Avançar para o conteúdo principal

E se de repente um desconhecido lhe oferecer frases…isso é porque havia uma mercearia de imigrantes em Nova Iorque


Nem sempre sabemos quem escreveu e nos ofereceu as frases que nos dizem quem somos, que expressam o que sentimos e que nos narram a nossa existência. Sim, oferecem-nos frases que nos falam da nossa mais íntima essência, mas por vezes desconhecemos inconscientemente o nome do seu autor.

Ou seja, há sempre algures no mundo um escriba desconhecido, sabedor do que nos vai pela alma e do que nos passa pela cabeça, que se põe a escrever frases sobre tal para nos oferecer.

Que estranho é ser alguém de quem nem o nome sabemos, a escrever as frases que descrevem perfeitamente o que vivemos. Mais estranho ainda, é que esse desconhecido escrivão, não só sabe muito acerca de nós, como parece também saber bastante acerca de milhões doutros.

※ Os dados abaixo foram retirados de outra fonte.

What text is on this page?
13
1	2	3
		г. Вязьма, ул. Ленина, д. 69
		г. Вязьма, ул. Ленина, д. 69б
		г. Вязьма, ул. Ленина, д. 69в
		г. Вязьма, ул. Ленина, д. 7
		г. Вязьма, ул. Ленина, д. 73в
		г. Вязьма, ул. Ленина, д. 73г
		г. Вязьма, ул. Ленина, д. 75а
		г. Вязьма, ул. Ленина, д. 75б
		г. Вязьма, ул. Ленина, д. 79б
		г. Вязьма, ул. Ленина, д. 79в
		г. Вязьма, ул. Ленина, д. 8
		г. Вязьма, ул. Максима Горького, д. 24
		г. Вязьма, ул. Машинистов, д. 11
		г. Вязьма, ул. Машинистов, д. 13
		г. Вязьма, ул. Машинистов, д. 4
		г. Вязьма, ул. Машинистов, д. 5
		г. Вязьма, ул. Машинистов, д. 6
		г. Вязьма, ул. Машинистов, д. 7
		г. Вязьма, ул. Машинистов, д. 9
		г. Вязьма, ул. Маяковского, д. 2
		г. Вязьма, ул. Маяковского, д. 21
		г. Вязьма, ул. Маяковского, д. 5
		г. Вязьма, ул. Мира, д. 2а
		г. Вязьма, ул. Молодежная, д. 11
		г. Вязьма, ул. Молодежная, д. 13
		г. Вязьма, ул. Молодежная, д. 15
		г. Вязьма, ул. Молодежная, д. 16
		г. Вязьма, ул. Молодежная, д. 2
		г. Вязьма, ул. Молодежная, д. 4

Vejamos se tal não é verdade. Quem de todos nós, já não acordou pela manhã e logo pensou em quem mais preza? Quem nos seus preparos matinais, enquanto escolhe o que vestir e penteia o cabelo, não fez uma prece por quem mais preza?

E quem indo apressado para não perder o autocarro, e nele percorrendo de seguida o percurso até ao local de trabalho, não fez então em pensamento uma nova prece por quem mais preza? E quem ainda, durante a manhã laboral, aquando de uma pausa para uma bica, não efectuou mais uma vez uma outra prece?

É a respeito de manhãs dessas, em que se fazem preces, que nos falam os seguinte versos:

The moment I wake up
Before I put on my makeup
I say a little prayer for you
While combing my hair, now,
And wondering what dress to wear, now,
I say a little prayer for you

I run for the bus, dear,
While riding I think of us, dear,
I say a little prayer for you
At work I just take time
And all through my coffee break-time,
I say a little prayer for you


Quem será o desconhecido que compôs para nos oferecer, as frases acima, que descrevem perfeitamente aquilo que muitos de nós, milhões, outrora vivemos ou vivemos neste preciso momento?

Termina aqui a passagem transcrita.